У Дорз атмосфера, будто находишься в замке с привидениями при тусклом мерцании свечей. Но шелест помех смазывает всю картину и только действует на нервы. Тем более, в голове сейчас черт знает что, а любой лишний шум как лезвием по стеклу. Выключаю радио и поднимаю стекла. Так-то лучше.
Заворачиваю за железнодорожный переезд и вливаюсь в ночную артерию города, кишащую янтарными огнями. Вспоминаю, как выглядит дворцовский лабиринт изнутри, продумывая детали своего безумного плана. Допустим, через полчаса я прибуду на место, а как проникну в дом? Заберусь по коряге на балкон, сразу на второй этаж. Или самым варварским способом выбью камнем окно. Может даже фасадное. Не все ли равно? Это же гребаный сон с вероятнос…
Визг тормозов, вспышка света, удар — и машина покатилась кубарем вдоль обочины, разлетаясь на металлические лохмотья. Я успел осознать это в одно мгновение. В следующее наступила сплошная тьма.
Пахнет лекарствами. Не знаю, какими именно и действительно ли лекарствами, но этот больничный запах ни с чем не спутать. Сквозь сон просачивается пульс аппарата, считывающего сердцебиение. В голове поселяется странная мысль, что это он контролирует мое сердце, диктуя ритм, а не наоборот. Открываю глаза, и как только взгляду предстают очертания палаты, автоматически начинаю искать зацепки: стены и потолок идеальны, как чистый лист, что уже подозрительно. На мониторе подпрыгивают зеленые зигзаги, полка забита упаковками с препаратами, а в окно заглядывают квадратные соты противоположного крыла. Понимаю, что гипермнезия никуда не делась, когда в уме начинают всплывать десятиэтажные названия с упаковок, в которые я даже не вчитывался. Но как насчет того, реальность ли вокруг?
— Не лучшая новость, когда выходишь из комы, но считаю, ты должен знать, — у дверей появляется Генри с газетой в руках. Весь его вид говорит о том, что он мой лечащий врач, хоть это и не так, — твою Ворону поймали на границе с ложным выводом.

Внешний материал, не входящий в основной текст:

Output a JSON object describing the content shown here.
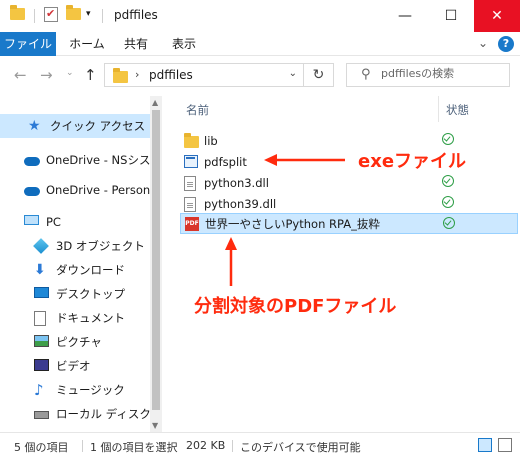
{
  "window": {
    "title": "pdffiles",
    "minimize": "—",
    "maximize": "☐",
    "close": "✕"
  },
  "ribbon": {
    "tabs": [
      "ファイル",
      "ホーム",
      "共有",
      "表示"
    ],
    "expand_glyph": "⌄",
    "help_glyph": "?"
  },
  "address": {
    "path": "pdffiles",
    "search_placeholder": "pdffilesの検索"
  },
  "nav": {
    "items": [
      {
        "label": "クイック アクセス",
        "icon": "star-icon"
      },
      {
        "label": "OneDrive - NSシステム",
        "icon": "cloud-icon"
      },
      {
        "label": "OneDrive - Personal",
        "icon": "cloud-icon"
      },
      {
        "label": "PC",
        "icon": "pc-icon"
      },
      {
        "label": "3D オブジェクト",
        "icon": "cube-icon"
      },
      {
        "label": "ダウンロード",
        "icon": "download-icon"
      },
      {
        "label": "デスクトップ",
        "icon": "desktop-icon"
      },
      {
        "label": "ドキュメント",
        "icon": "document-icon"
      },
      {
        "label": "ピクチャ",
        "icon": "picture-icon"
      },
      {
        "label": "ビデオ",
        "icon": "video-icon"
      },
      {
        "label": "ミュージック",
        "icon": "music-icon"
      },
      {
        "label": "ローカル ディスク (C:)",
        "icon": "disk-icon"
      }
    ]
  },
  "list": {
    "col_name": "名前",
    "col_state": "状態",
    "files": [
      {
        "name": "lib",
        "icon": "folder-icon"
      },
      {
        "name": "pdfsplit",
        "icon": "exe-icon"
      },
      {
        "name": "python3.dll",
        "icon": "file-icon"
      },
      {
        "name": "python39.dll",
        "icon": "file-icon"
      },
      {
        "name": "世界一やさしいPython RPA_抜粋",
        "icon": "pdf-icon"
      }
    ]
  },
  "annotations": {
    "exe": "exeファイル",
    "pdf": "分割対象のPDFファイル"
  },
  "status": {
    "count": "5 個の項目",
    "selected": "1 個の項目を選択",
    "size": "202 KB",
    "availability": "このデバイスで使用可能"
  },
  "colors": {
    "accent": "#1979ca",
    "selection": "#cce8ff",
    "annotation": "#ff2b0e",
    "ok_green": "#2e9e47"
  }
}
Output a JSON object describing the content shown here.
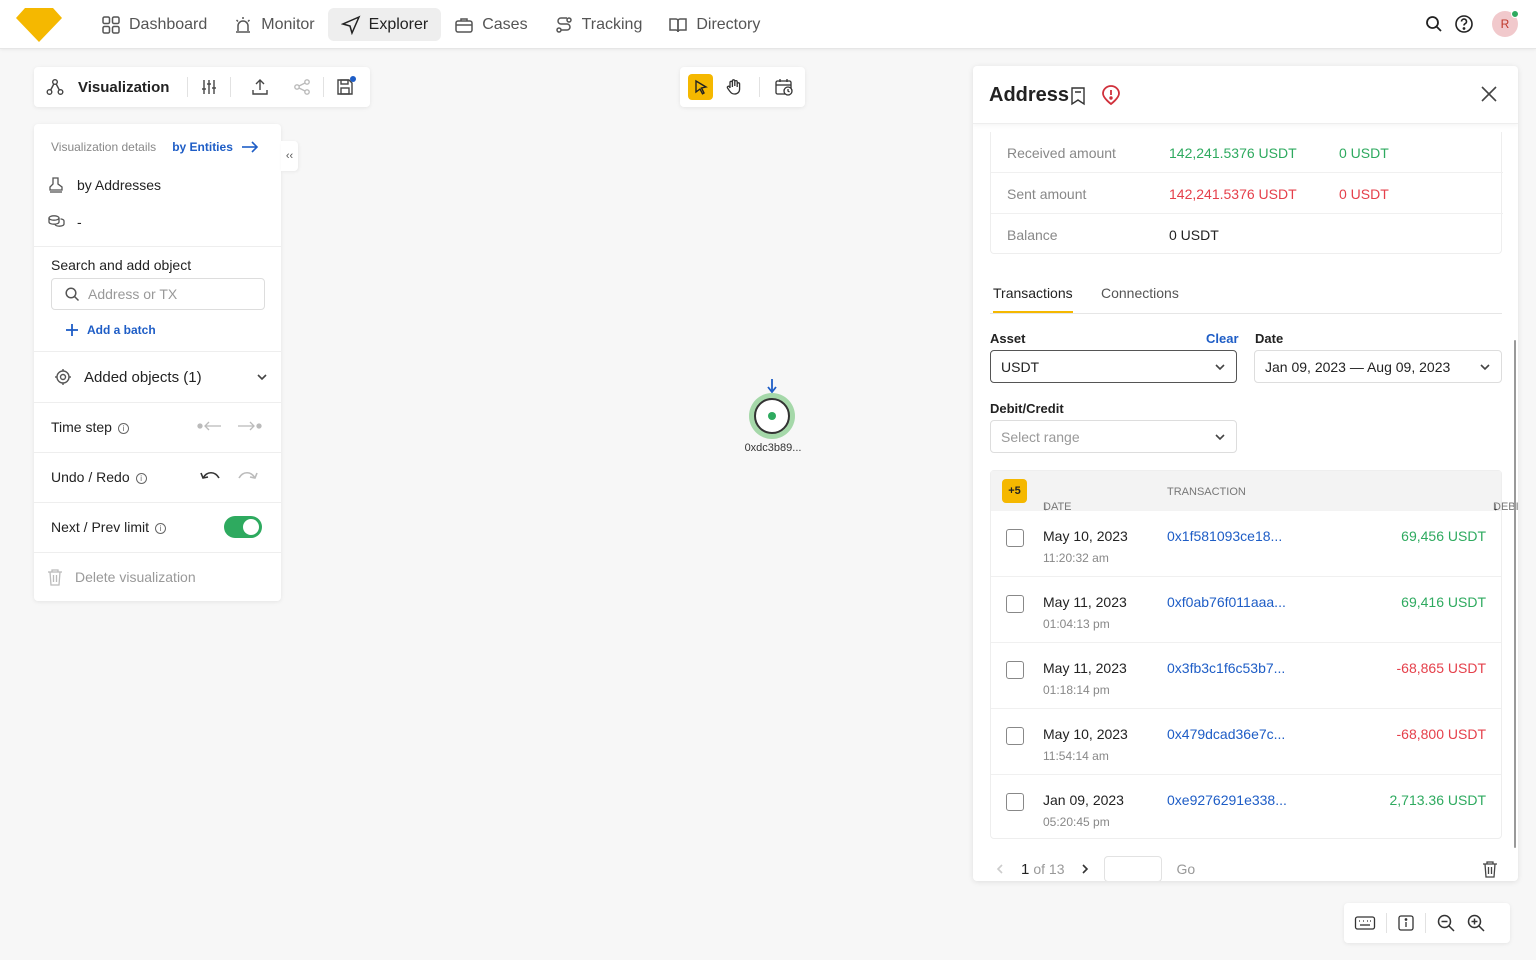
{
  "nav": {
    "items": [
      {
        "label": "Dashboard",
        "icon": "grid-icon"
      },
      {
        "label": "Monitor",
        "icon": "alarm-icon"
      },
      {
        "label": "Explorer",
        "icon": "navigation-icon"
      },
      {
        "label": "Cases",
        "icon": "briefcase-icon"
      },
      {
        "label": "Tracking",
        "icon": "route-icon"
      },
      {
        "label": "Directory",
        "icon": "book-icon"
      }
    ],
    "active": "Explorer",
    "avatar_initial": "R"
  },
  "viz_toolbar": {
    "title": "Visualization"
  },
  "left_panel": {
    "details_label": "Visualization details",
    "details_link": "by Entities",
    "by_addresses": "by Addresses",
    "coins_value": "-",
    "search_label": "Search and add object",
    "search_placeholder": "Address or TX",
    "add_batch": "Add a batch",
    "added_objects": "Added objects (1)",
    "time_step": "Time step",
    "undo_redo": "Undo / Redo",
    "next_prev_limit": "Next / Prev limit",
    "next_prev_enabled": true,
    "delete_viz": "Delete visualization"
  },
  "graph": {
    "node_label": "0xdc3b89..."
  },
  "address_panel": {
    "title": "Address",
    "amounts": [
      {
        "label": "Received amount",
        "value": "142,241.5376 USDT",
        "value2": "0 USDT"
      },
      {
        "label": "Sent amount",
        "value": "142,241.5376 USDT",
        "value2": "0 USDT"
      },
      {
        "label": "Balance",
        "value": "0 USDT",
        "value2": ""
      }
    ],
    "tabs": [
      "Transactions",
      "Connections"
    ],
    "asset_label": "Asset",
    "clear_label": "Clear",
    "asset_value": "USDT",
    "date_label": "Date",
    "date_value": "Jan 09, 2023 — Aug 09, 2023",
    "debit_label": "Debit/Credit",
    "debit_placeholder": "Select range",
    "table": {
      "badge": "+5",
      "col_date": "DATE",
      "col_tx": "TRANSACTION",
      "col_amount": "DEBIT/CREDIT",
      "rows": [
        {
          "date": "May 10, 2023",
          "time": "11:20:32 am",
          "hash": "0x1f581093ce18...",
          "amount": "69,456 USDT",
          "sign": "credit"
        },
        {
          "date": "May 11, 2023",
          "time": "01:04:13 pm",
          "hash": "0xf0ab76f011aaa...",
          "amount": "69,416 USDT",
          "sign": "credit"
        },
        {
          "date": "May 11, 2023",
          "time": "01:18:14 pm",
          "hash": "0x3fb3c1f6c53b7...",
          "amount": "-68,865 USDT",
          "sign": "debit"
        },
        {
          "date": "May 10, 2023",
          "time": "11:54:14 am",
          "hash": "0x479dcad36e7c...",
          "amount": "-68,800 USDT",
          "sign": "debit"
        },
        {
          "date": "Jan 09, 2023",
          "time": "05:20:45 pm",
          "hash": "0xe9276291e338...",
          "amount": "2,713.36 USDT",
          "sign": "credit"
        }
      ]
    },
    "pager": {
      "current": "1",
      "of_label": "of 13",
      "go_label": "Go"
    }
  },
  "colors": {
    "accent": "#f5b800",
    "link": "#1e5dc6",
    "credit": "#2eaa5f",
    "debit": "#e5404b"
  }
}
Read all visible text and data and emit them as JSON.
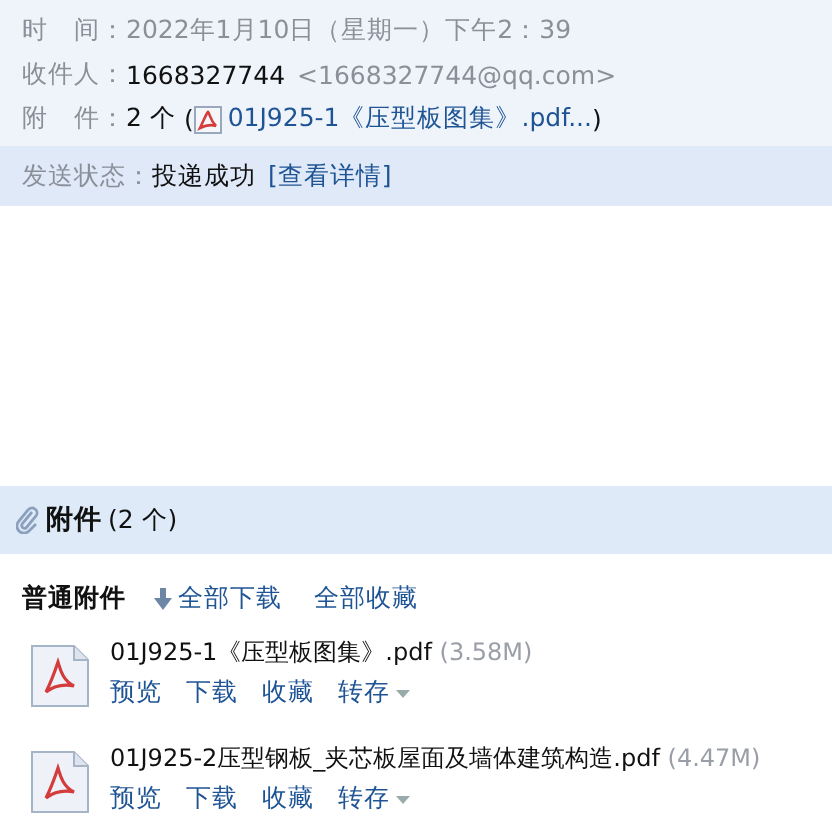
{
  "header": {
    "fields": [
      {
        "label": "时　间：",
        "value": "2022年1月10日（星期一）下午2：39",
        "kind": "time"
      },
      {
        "label": "收件人：",
        "value": "1668327744",
        "extra": "<1668327744@qq.com>",
        "kind": "recipient"
      },
      {
        "label": "附　件：",
        "value": "2 个",
        "open": "(",
        "extra": "01J925-1《压型板图集》.pdf...",
        "close": ")",
        "kind": "attachment"
      }
    ]
  },
  "status": {
    "label": "发送状态：",
    "value": "投递成功",
    "link": "[查看详情]"
  },
  "attachments": {
    "title": "附件",
    "count": "(2 个)",
    "group": "普通附件",
    "download_all": "全部下载",
    "save_all": "全部收藏",
    "files": [
      {
        "name": "01J925-1《压型板图集》.pdf",
        "size": "(3.58M)",
        "actions": [
          "预览",
          "下载",
          "收藏",
          "转存"
        ]
      },
      {
        "name": "01J925-2压型钢板_夹芯板屋面及墙体建筑构造.pdf",
        "size": "(4.47M)",
        "actions": [
          "预览",
          "下载",
          "收藏",
          "转存"
        ]
      }
    ]
  }
}
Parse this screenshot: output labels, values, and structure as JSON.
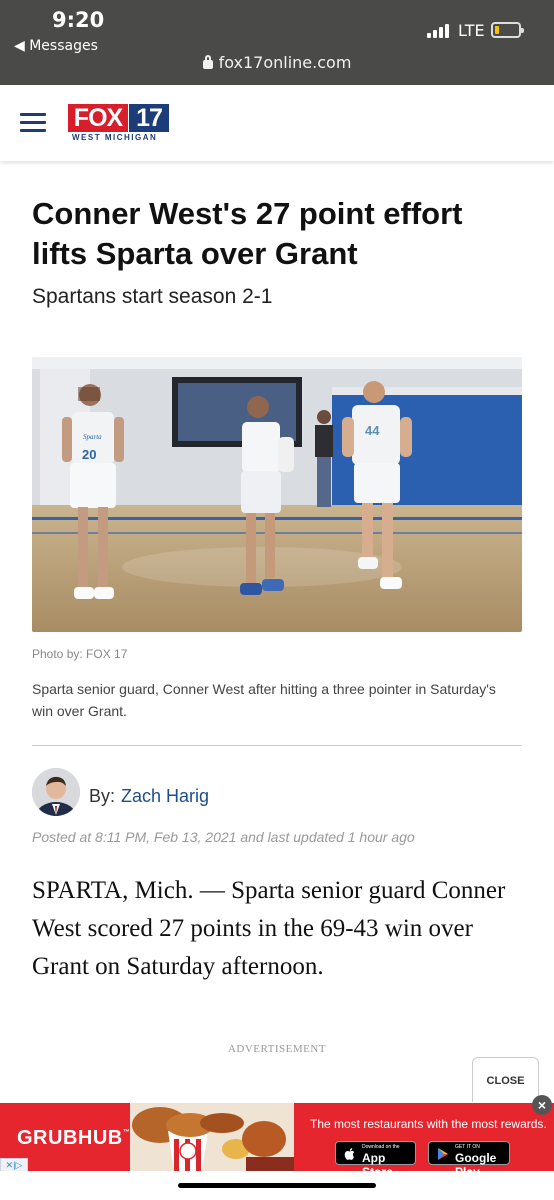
{
  "status_bar": {
    "time": "9:20",
    "back_label": "◀ Messages",
    "network": "LTE",
    "url": "fox17online.com"
  },
  "header": {
    "logo_brand": "FOX",
    "logo_number": "17",
    "logo_sub": "WEST MICHIGAN",
    "brand_red": "#d81e2a",
    "brand_blue": "#1c3d7a"
  },
  "article": {
    "headline": "Conner West's 27 point effort lifts Sparta over Grant",
    "subheadline": "Spartans start season 2-1",
    "photo_credit": "Photo by: FOX 17",
    "caption": "Sparta senior guard, Conner West after hitting a three pointer in Saturday's win over Grant.",
    "byline_prefix": "By:",
    "author": "Zach Harig",
    "posted": "Posted at 8:11 PM, Feb 13, 2021 and last updated 1 hour ago",
    "body": "SPARTA, Mich. — Sparta senior guard Conner West scored 27 points in the 69-43 win over Grant on Saturday afternoon.",
    "jersey_left": "20",
    "jersey_right": "44",
    "jersey_script": "Sparta"
  },
  "ad": {
    "label": "ADVERTISEMENT",
    "close_label": "CLOSE",
    "close_x": "×",
    "brand": "GRUBHUB",
    "tagline": "The most restaurants with the most rewards.",
    "appstore_small": "Download on the",
    "appstore_big": "App Store",
    "playstore_small": "GET IT ON",
    "playstore_big": "Google Play",
    "adchoices": "✕|▷"
  }
}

Откуда он знает прозвище мошенницы, о которой я никому не рассказывал? Такое возможно только во сне, так что вывод напрашивается сам. Но стоит мне развернуть черно-серый сверток, как моя уверенность рассеивается — «Грэйс Кроу и Белокурая Смерть, или как одним камнем убить двух птиц». Кроу это ее фамилия. Создается впечатление, что заглавие придумывал сам Генри, в перерывах между эфиром и мескалином.
— «Череп» или «Закат»? — Спрашиваю, лихорадочно листая газету в поисках фотографии.
— Ты о чем? — Он смотрит на меня, как будто я тронулся умом. Или вернее, как будто узнал об этом.
— С какой картиной ее поймали?
— «Смерть Дакоты». Кажется, так называется. — Говорит, и я замираю на последней странице, видя то, что в глубине души рассчитывал увидеть: меж колонок мелкого шрифта красуется черно-серый «кабинет доктора Фрейда», посреди которого стоит скелет с пышными белокурыми волосами. В памяти всплывает оригинал в полном буйстве красок, куда мне не так давно посчастливилось погрузиться с головой.
— Черт бы меня побрал. — Бросаю газету на столик, осознавая горькую истину насчет своей карьеры — лицензии я лишился. Но гораздо больше донимает то, насколько далеко зашла моя шизофрения. — Давно я в коме?
— Почти месяц. — Отвечает и смотрит на часы, будто засекал секундомер с того самого момента, как я провалился в небытие. Замечаю, как на сером циферблате блеснули «парижские гвозди», но не верю больше ни в какие зацепки — только контекст может дать ответ, сплю ли я. И в данный момент контекст так себе, что говорит в пользу реальности.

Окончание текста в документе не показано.